Monday, Feb. 01, 1960

Textiles' Turnabout Tycoon

JAMES SPENCER LOVE

Ours is the only major industry where prices are lower -- and yet quality is higher--than ten years ago. We have really done a job on inflation. We have done it by building up productivity faster than we built up wages."

So boasts the top man in the $15 billion-a-year textile industry: North Carolina's young-looking, wiry (5 ft. 10 in., 143 Ibs.) J. Spencer Love, 63, who sewed up a bunch of middling mills into one efficient producer called Burlington Industries, world's biggest weaver. By bringing in modern machinery and management and gambling heavily on the wonder synthetics, Spencer Love boosted Burlington's sales from $651 million in fiscal 1958 to $805 million in 1959; in fiscal 1960's first half (ending March 31) profits will almost double, to about $17.5 million. More important, Love has shown his fellow textilemen that high productivity and low prices can whip the industry's age-old feast-or-famine cycle. U.S. textilemen this year expect to pile another 5% sales gain on last year's increase of 12%. Right now, unfilled orders outrun inventories by a healthy 5 to 1; even so, wholesale prices are 8% below the 1947-49 average.

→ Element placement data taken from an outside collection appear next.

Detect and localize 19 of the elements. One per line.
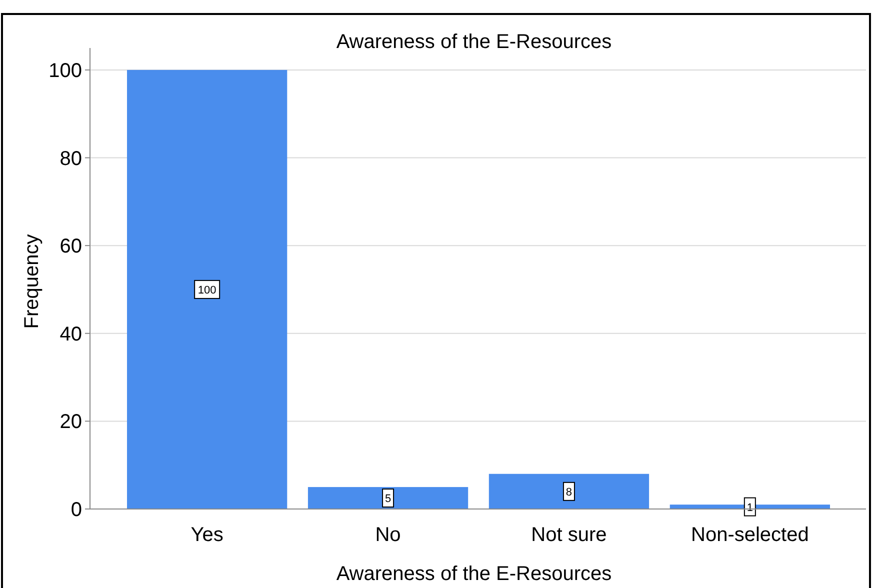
chart-title: Awareness of the E-Resources: [336, 31, 612, 53]
bar: [308, 487, 468, 509]
bar: [488, 474, 650, 509]
y-tick-label: 80: [60, 148, 82, 170]
data-label: 100: [198, 284, 216, 296]
data-label: 8: [566, 486, 572, 498]
x-tick-label: No: [375, 524, 401, 546]
x-tick-label: Non-selected: [691, 524, 809, 546]
y-tick-label: 100: [48, 60, 82, 82]
x-tick-label: Yes: [190, 524, 224, 546]
data-label: 5: [384, 493, 392, 506]
x-tick-label: Not sure: [531, 524, 607, 546]
y-tick-label: 60: [60, 236, 82, 258]
y-tick-label: 40: [60, 323, 82, 346]
y-axis-title: Frequency: [21, 234, 43, 329]
y-tick-label: 20: [60, 411, 82, 434]
y-tick-label: 0: [70, 499, 82, 521]
x-axis-title: Awareness of the E-Resources: [336, 563, 612, 585]
bar: [127, 70, 288, 509]
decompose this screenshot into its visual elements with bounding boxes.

CHAIRMAN Love has increased Burlington's productivity by well over 20% since 1956. His formula: Spend just a bit more than the next fellow. To expand and improve in the past decade, he anted up some $350 million, well above the industry average. Love also kept his wage bill under control by paying a bit more than the textile average, which at $1.58 an hour is the lowest of any basic industry. That way he fended off both unions and strikes in almost all his 123 plants from South Africa to California.

Love built his empire on a shoestring. Son of a Harvard math professor, he studied economics at Harvard ('17), helped to edit the Crimson. In World War I, as an infantry major in France, he won a citation for meritorious service. With $3,000 in Army savings, 23-year-old Spence Love went to his father's home town of Gastonia, N.C., persuaded local residents to put up another $80,000 to buy control of a clangorous old cotton mill. When cottons sagged and real estate surged in 1923, Love sold the plant for $200,000 but kept the machinery. He moved it into a modern plant that industry-hungry boosters built for him in sleepy Burlington, N.C., and he swung into weaving rayon when other textilemen shied away from the crude, newfangled synthetic. The Depression struck, and Love grew rich as customers switched from costly silk to cheap rayon. At 40, he was doing a $25 million yearly business.

When his postwar rayon market faded as low-priced nylon came out and consumer tastes shifted, he bought his way into cottons and nylon hosiery. From 1952 to 1958 Love bought 18 key companies--often for a mere fraction of their real values. Last week, eying a new market, he was close to closing a deal to buy a major maker of carpets.

While Love gives wide local powers to his executives, he so dominates the whole works that when he takes a deep breath underlings exhale. He dislikes conferences, keeps in touch by firing off a hundred crisp yet polite memos a day. He knuckles down hard on men who do not produce. A few years ago, so many top executives were leaving Burlington that someone suggested that Old Soldier Love establish a separation center. But for all his toughness, even his fiercest competitors call Love "the leader of the industry." They do not always follow his lead. Unlike many anti-import textilemen, Love takes a moderate stand on tariffs, says, "I don't feel we can complain just now, when we have full employment." And unlike many Southerners, he has lifted some Negro workers above the broomstick level, e.g., to research chemist.

Burlington pays Love $120,000 a year. With his attractive third wife, Martha, and his eight children, he also owns about $6,000,000 worth of company stock. He has an ocean-front estate in Palm Beach (for weekends), a three-room suite in Manhattan's Berkshire Hotel (where he spends Monday and Tuesday) and a $200,000 red-brick home in Greensboro (where he spends Wednesday, Thursday and Friday). Commuting among them, Love travels some 2,300 miles a week by plane and train, dictating memos and reading reports all the way. He usually works seven days a week and well into the night, breaking off for a frequent tennis match or bridge game. Spencer Love figures that work is fun, and the brightest textile era looms ahead. One sign: the "casual living" trend--which means brief shorts, old blue jeans and no stockings--is giving way to the consumers' desire to "trade up" to more fashionable dress and home decoration.